EMBO J. 1988 Jan;7(1):123-31. doi: 10.1002/j.1460-2075.1988.tb02791.x.
The most common translocation in human lymphoma, the t(14;18)(q32;q21), generates heterogeneous 4.2-7.2 kb Bcl-2-immunoglobulin (Ig) chimeric mRNAs resulting from alternative Bcl-2 5' exons and varied Ig 3' untranslated regions (UT).
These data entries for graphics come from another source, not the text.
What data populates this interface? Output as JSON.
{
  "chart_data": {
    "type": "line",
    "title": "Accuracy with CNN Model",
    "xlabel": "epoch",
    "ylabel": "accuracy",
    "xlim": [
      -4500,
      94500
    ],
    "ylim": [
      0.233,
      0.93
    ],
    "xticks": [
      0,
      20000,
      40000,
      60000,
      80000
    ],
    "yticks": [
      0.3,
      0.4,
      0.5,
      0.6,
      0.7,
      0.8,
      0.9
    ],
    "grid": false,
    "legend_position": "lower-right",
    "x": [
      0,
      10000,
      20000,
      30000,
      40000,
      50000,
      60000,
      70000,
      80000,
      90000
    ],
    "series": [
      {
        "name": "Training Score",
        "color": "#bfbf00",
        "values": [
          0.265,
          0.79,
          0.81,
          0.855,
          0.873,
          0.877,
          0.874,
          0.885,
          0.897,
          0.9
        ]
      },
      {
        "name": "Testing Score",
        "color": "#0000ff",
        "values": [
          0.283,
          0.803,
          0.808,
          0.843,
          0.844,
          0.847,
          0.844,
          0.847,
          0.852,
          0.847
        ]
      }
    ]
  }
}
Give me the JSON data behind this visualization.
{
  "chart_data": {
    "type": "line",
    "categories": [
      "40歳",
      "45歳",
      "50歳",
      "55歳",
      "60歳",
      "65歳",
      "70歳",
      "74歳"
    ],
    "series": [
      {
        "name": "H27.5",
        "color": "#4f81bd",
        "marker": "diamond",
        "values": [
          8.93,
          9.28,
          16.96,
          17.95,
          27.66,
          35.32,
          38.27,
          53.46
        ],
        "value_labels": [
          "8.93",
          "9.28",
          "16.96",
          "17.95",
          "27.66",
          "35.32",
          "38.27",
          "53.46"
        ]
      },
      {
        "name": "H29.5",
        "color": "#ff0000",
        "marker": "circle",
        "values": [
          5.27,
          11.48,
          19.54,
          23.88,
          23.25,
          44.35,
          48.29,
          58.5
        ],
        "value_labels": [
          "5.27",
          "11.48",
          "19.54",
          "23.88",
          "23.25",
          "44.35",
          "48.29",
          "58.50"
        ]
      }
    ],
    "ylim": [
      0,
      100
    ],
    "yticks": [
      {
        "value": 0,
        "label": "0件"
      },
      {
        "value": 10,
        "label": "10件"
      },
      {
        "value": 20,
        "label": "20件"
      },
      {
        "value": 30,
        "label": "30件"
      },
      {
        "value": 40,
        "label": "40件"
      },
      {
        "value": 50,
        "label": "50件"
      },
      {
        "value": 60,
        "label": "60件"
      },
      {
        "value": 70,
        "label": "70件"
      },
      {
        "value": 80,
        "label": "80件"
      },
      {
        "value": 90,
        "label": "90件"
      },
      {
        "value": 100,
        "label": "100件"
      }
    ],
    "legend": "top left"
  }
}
The normal human Bcl-2 gene has a three exon structure with an untranslated first exon, a facultative 220 bp intron I, but an enormous 370 kb intron II. S1 protection and primer extension analysis defined initiation sites in exon II associated with classic promoter elements and a decanucleotide (ATG-CAAAGCA) homologous with Ig variable region enhancers. Multiple initiation sites were also found in a GC-rich region with Sp1 binding motifs in exon I. Most t(14;18) breakpoints cluster within the 3' UT of Bcl-2 implicating that event in gene deregulation. The Bcl-2 gene introduced into the Ig constant (C gamma) locus of SU-DHL-6 displayed somatic mutation. While Bcl-2--Ig mRNAs demonstrated an unaltered 2.5 h half-life, the Bcl-2--Ig gene revealed an inappropriately high rate of transcription for a mature B-cell. This indicates the translocated Bcl-2 allele has escaped normal control mechanisms.
人类淋巴瘤中最常见的易位,即t(14;18)(q32;q21),产生了异质性的4.2 - 7.2 kb Bcl-2免疫球蛋白(Ig)嵌合mRNA,这些mRNA由不同的Bcl-2 5'外显子和多样的Ig 3'非翻译区(UTR)产生。正常人类Bcl-2基因具有三个外显子结构,有一个非翻译的第一外显子、一个220 bp的选择性内含子I,但有一个巨大的370 kb内含子II。S1保护和引物延伸分析确定了外显子II中与经典启动子元件相关的起始位点以及一个与Ig可变区增强子同源的十聚体(ATG-CAAAGCA)。在富含GC且有Sp1结合基序的外显子I区域也发现了多个起始位点。大多数t(14;18)断点聚集在Bcl-2的3'UTR内,这表明该事件与基因失调有关。导入SU-DHL-6的Ig恒定区(Cγ)基因座的Bcl-2基因显示出体细胞突变。虽然Bcl-2-Ig mRNA的半衰期未改变,为2.5小时,但Bcl-2-Ig基因显示出成熟B细胞转录率过高。这表明易位的Bcl-2等位基因已逃脱正常的调控机制。